基本的には、無表情に徹している侍女でさえ、純粋で、無垢なレティシアに胸を打たれていた。
宝石、ドレス、化粧、何を使えど、純真な美しさには叶わない。彼を蔑む者は、視力が低いんだろうな。
◇◇◇
瞳に惹かれ、声色に癒され、素直さに恋をした。
彼と過ごすなかで、笑顔に心を奪われ、直向きさに愛を知った。
王家に打診された婚約。やむを得ない事情がなければ、ローレン公爵は受け入れる他ない。
だが、婚約には、それ相応にリスクが伴う。況してや、相手は王族。婚約者にかかる負荷は計り知れない。
「レティシア様、私と婚約していただけますか」
“ 最初から俺と婚約さえしなければ、断罪されることはない ”
レティシアが幸せになれる方法を考えれば、どうしたって、そこに行き立つ。
婚約者になれば、強制力が働くんじゃないか。
レティシアを傷つけるんじゃないか。
…可能性を否定できなかった。
婚約者にさえならなければ、俺と関わらなければ、ヒロインと出会い、精神を左右させられることはない。
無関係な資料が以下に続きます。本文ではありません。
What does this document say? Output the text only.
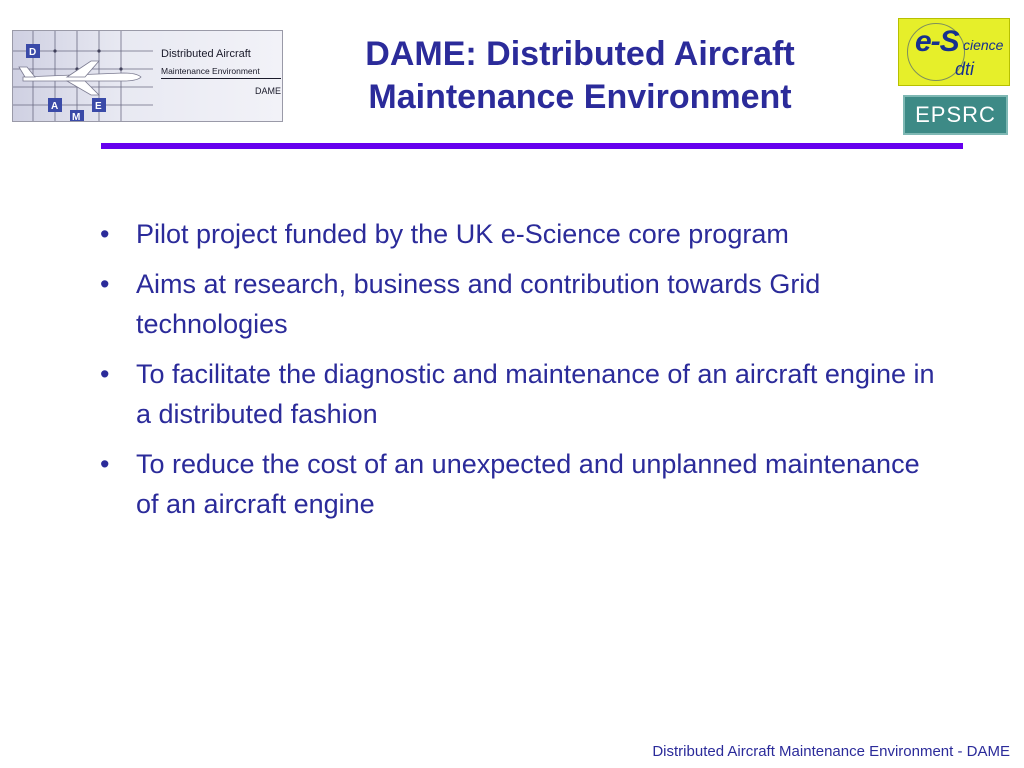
D
A	E
M
Distributed Aircraft
Maintenance Environment
DAME
DAME: Distributed Aircraft
Maintenance Environment
e-S cience
dti
EPSRC
• Pilot project funded by the UK e-Science core program
• Aims at research, business and contribution towards Grid technologies
• To facilitate the diagnostic and maintenance of an aircraft engine in a distributed fashion
• To reduce the cost of an unexpected and unplanned maintenance of an aircraft engine
Distributed Aircraft Maintenance Environment - DAME
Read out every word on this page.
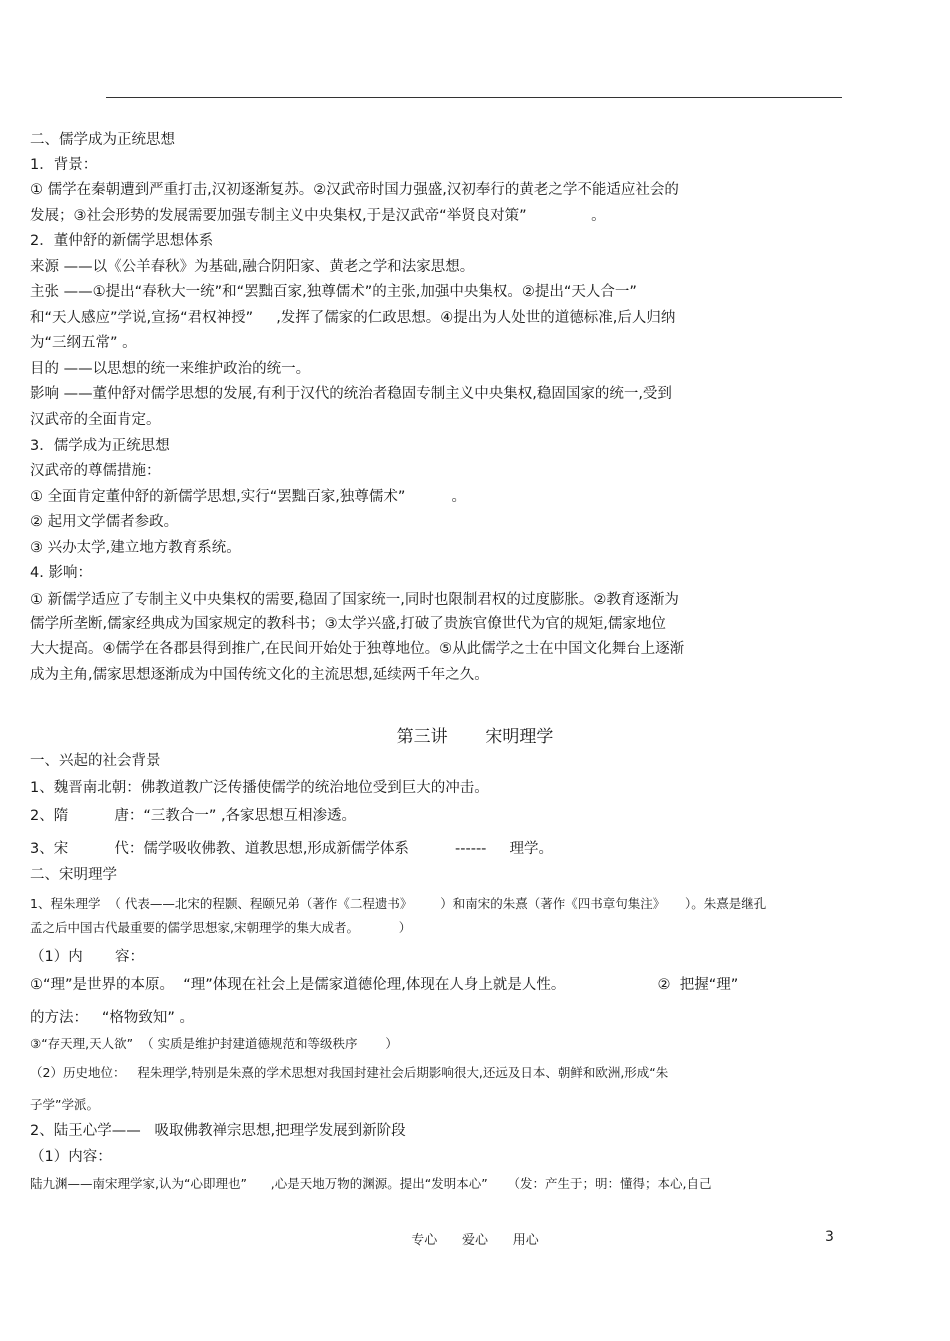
二、儒学成为正统思想
1．背景：
① 儒学在秦朝遭到严重打击,汉初逐渐复苏。②汉武帝时国力强盛,汉初奉行的黄老之学不能适应社会的
发展；③社会形势的发展需要加强专制主义中央集权,于是汉武帝“举贤良对策”              。
2．董仲舒的新儒学思想体系
来源 ——以《公羊春秋》为基础,融合阴阳家、黄老之学和法家思想。
主张 ——①提出“春秋大一统”和“罢黜百家,独尊儒术”的主张,加强中央集权。②提出“天人合一”
和“天人感应”学说,宣扬“君权神授”     ,发挥了儒家的仁政思想。④提出为人处世的道德标准,后人归纳
为“三纲五常” 。
目的 ——以思想的统一来维护政治的统一。
影响 ——董仲舒对儒学思想的发展,有利于汉代的统治者稳固专制主义中央集权,稳固国家的统一,受到
汉武帝的全面肯定。
3．儒学成为正统思想
汉武帝的尊儒措施：
① 全面肯定董仲舒的新儒学思想,实行“罢黜百家,独尊儒术”          。
② 起用文学儒者参政。
③ 兴办太学,建立地方教育系统。
4. 影响：
① 新儒学适应了专制主义中央集权的需要,稳固了国家统一,同时也限制君权的过度膨胀。②教育逐渐为
儒学所垄断,儒家经典成为国家规定的教科书；③太学兴盛,打破了贵族官僚世代为官的规矩,儒家地位
大大提高。④儒学在各郡县得到推广,在民间开始处于独尊地位。⑤从此儒学之士在中国文化舞台上逐渐
成为主角,儒家思想逐渐成为中国传统文化的主流思想,延续两千年之久。
一、兴起的社会背景
1、魏晋南北朝：佛教道教广泛传播使儒学的统治地位受到巨大的冲击。
2、隋          唐：“三教合一” ,各家思想互相渗透。
3、宋          代：儒学吸收佛教、道教思想,形成新儒学体系          ------     理学。
二、宋明理学
1、程朱理学  （ 代表——北宋的程颢、程颐兄弟（著作《二程遗书》       ）和南宋的朱熹（著作《四书章句集注》     ）。朱熹是继孔
孟之后中国古代最重要的儒学思想家,宋朝理学的集大成者。          ）
（1）内       容：
①“理”是世界的本原。  “理”体现在社会上是儒家道德伦理,体现在人身上就是人性。                    ②  把握“理”
的方法：   “格物致知” 。
③“存天理,天人欲”  （ 实质是维护封建道德规范和等级秩序       ）
（2）历史地位：   程朱理学,特别是朱熹的学术思想对我国封建社会后期影响很大,还远及日本、朝鲜和欧洲,形成“朱
子学”学派。
2、陆王心学——   吸取佛教禅宗思想,把理学发展到新阶段
（1）内容：
陆九渊——南宋理学家,认为“心即理也”      ,心是天地万物的渊源。提出“发明本心”     （发：产生于；明：懂得；本心,自己
第三讲       宋明理学
专心      爱心      用心	3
幸せにすると誓った。それは、嘘偽りない事実だ。…けれど、レティシアに、彼が望む未来に、” 俺はいない “と言われれば、潔く身を引く。
ヒロイン至上主義な為に、
男では、婚約者に相応しくないと非難され、
想い続けていた相手には冷遇され、
突然現れた少女には婚約者を奪われた。
すべてに裏切られた彼は、嫉妬に駆られ、ヒロインに矛先を向けた。……そうするしかなかった。
だが、此れは現実だ。彼には、選ぶ権利がある。……悪役令息だった彼が、幸せになる為に。
「……良いん、ですか。男で、可愛くない僕が、傍に居て」
「…なッ、」
利己的に考えず、相手を思い、気遣う言葉。
優しい性格は、貴族社会では稀だ。性別と容姿を口にした要因は、貴族達が、陰で叩いていた不平不満を聞いてしまったことだろう。
けれど、俺にとっては、愛おしくて堪らなかった。
「私と婚約すれば、厳しい妃教育が待っています。辛く、逃げ出したくなるでしょう。だが、私は……、」
「……殿下、?」
「俺は…、レティシアが良い。レティシアじゃなきゃ、ダメなんだ」
「え…、」
「強制はしない。君が選んで良い」
“ 俺と共に生きてくれないか ”
今世は勿論、前世に至っては、初恋でさえ記憶にない恋愛初心者にしては、正直重いと思うが、本心だった。
レティシアは、決心した様に小さく頷いた。
「僕は、殿下と共に生きていきたい」
満開に咲かせた笑顔には、涙が浮かんでいた。